Les effets dévastateurs des produits du tabac sur les droits humains et l’environnement

En produisant, commercialisant et vendant un produit mortel, l’industrie du tabac, par son activité même, va à l’encontre des droits les plus élémentaires des êtres humains. Outre le droit fondamental à la vie et le droit à la santé, les produits du tabac portent gravement atteinte aux droits des enfants[3].  Ces atteintes concernent également leur protection contre le travail forcé dans la production du tabac. Le travail des enfants dans la culture du tabac a ainsi été défini comme l’une des pires formes de travail des enfants en raison de ses effets néfastes sur leur santé physique et mentale[4]. A cela s’ajoutent les pratiques avérées et répétées de désinformation de la part des fabricants de tabac, en particulier dans le cadre de leurs opérations de marketing. Les fabricants de tabac par leurs activités portent également atteinte aux droits des femmes[5] et droits de populations vulnérables, telles que la communauté LGBT, les minorités raciales et les populations autochtones, ciblées par les industriels du tabac de manière plus spécifique et qui paient un lourd tribut parmi les victimes du tabagisme.

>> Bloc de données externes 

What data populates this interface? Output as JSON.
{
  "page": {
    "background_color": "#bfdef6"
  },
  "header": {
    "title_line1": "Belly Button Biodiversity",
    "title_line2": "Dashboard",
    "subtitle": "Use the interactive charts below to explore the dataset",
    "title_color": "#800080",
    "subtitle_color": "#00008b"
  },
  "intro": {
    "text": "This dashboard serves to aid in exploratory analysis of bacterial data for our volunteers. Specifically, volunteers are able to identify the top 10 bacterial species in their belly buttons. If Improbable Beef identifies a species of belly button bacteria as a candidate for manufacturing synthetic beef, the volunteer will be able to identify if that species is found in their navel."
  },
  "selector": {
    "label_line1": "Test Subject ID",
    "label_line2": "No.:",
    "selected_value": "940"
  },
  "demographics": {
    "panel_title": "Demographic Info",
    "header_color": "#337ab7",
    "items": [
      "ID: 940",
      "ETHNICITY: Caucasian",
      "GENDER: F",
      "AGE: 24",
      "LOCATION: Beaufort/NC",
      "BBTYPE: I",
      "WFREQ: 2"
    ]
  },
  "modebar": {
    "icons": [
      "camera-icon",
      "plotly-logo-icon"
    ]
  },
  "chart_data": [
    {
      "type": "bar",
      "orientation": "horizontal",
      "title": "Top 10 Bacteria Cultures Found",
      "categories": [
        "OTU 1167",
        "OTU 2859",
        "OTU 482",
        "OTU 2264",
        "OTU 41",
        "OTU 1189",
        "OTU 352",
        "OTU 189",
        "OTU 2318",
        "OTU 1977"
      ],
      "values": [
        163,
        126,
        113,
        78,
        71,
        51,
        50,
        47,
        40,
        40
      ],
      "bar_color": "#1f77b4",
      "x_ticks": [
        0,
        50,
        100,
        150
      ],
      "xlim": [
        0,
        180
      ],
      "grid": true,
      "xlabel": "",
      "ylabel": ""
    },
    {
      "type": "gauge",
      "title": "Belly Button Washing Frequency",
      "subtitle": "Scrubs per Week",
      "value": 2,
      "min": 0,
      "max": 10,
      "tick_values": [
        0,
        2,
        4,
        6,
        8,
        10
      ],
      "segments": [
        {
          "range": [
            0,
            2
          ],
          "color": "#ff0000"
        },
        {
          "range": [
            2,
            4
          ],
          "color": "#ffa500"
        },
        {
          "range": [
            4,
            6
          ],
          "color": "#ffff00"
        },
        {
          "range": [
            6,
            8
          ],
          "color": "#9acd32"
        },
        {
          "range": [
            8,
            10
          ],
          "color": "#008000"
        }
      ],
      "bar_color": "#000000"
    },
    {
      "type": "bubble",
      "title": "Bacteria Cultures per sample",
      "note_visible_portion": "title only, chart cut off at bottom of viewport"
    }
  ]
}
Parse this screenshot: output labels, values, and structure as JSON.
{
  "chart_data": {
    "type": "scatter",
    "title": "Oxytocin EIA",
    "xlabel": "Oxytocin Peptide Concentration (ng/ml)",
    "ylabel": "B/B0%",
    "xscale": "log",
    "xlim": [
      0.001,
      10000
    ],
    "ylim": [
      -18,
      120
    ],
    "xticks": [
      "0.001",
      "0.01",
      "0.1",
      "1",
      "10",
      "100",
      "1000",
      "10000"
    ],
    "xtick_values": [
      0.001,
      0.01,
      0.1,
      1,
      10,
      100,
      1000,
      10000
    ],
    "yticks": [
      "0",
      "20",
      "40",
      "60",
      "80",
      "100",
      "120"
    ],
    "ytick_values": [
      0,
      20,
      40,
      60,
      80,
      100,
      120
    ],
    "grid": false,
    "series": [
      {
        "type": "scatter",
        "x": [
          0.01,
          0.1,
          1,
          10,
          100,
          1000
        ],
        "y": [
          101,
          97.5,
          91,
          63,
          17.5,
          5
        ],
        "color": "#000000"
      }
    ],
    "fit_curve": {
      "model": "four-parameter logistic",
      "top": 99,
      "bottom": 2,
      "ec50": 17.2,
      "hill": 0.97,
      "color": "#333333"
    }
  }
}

L’impact environnemental des activités de l’industrie du tabac a été plus particulièrement étudié dans une étude récente de l’OMS[6]. Chaque étape de la chaîne d’approvisionnement du tabac nécessite des ressources considérables et entraîne la production de déchets et d’émissions de CO2. Environ 4,5 billions de cigarettes sont jetées chaque année dans le monde, ce qui représente 80 millions de kg de déchets de tabac. Les mégots de cigarettes, particulièrement toxiques, représentent le déchet le plus répandu sur terre[7]. Ils polluent les eaux souterraines et ils imprègnent les sols de produits chimiques. L’empreinte écologique du tabac est comparable à celle de pays entiers. À l’échelle mondiale, la chaîne d’approvisionnement du tabac contribue à environ 84 Mt d’équivalent CO2 en émissions. Ceci correspond à l’empreinte carbone cumulée du Danemark, du Luxembourg, de la Lettonie et de Lituanie[8].

Les efforts de la société civile dans la protection des droits humains à l’égard du tabac

Les acteurs de la lutte antitabac, dès les négociations du traité de la CCLAT au début des années 2000, se sont engagés pour aborder la lutte contre le tabagisme dans une perspective de défense des droits humains. En 2017, alors que le fabricant Philip Morris avais saisi l’Institut Danois des Droits humains, ce dernier a conclu suite à son évaluation de l’activité de l’entreprise que : « Il ne fait aucun doute que la production et la commercialisation du tabac sont inconciliables avec le droit humain à la santé »[9]. En d’autres termes, si le fabricant Philip Morris veut se mettre en conformité avec le respect des droits humains, l’entreprise se doit de cesser son activité. En 2018, la Conférence mondiale sur le tabac ou la santé (WCTOH) a adopté la déclaration de Cap Town sur les droits humains et un monde sans tabac, soutenue par 165 organisations. Cette déclaration a été officiellement soumise au Haut-Commissariat aux droits humains. Des déclarations similaires ont été adoptées par la société civile lors de conférences à Madrid et Bucarest[10].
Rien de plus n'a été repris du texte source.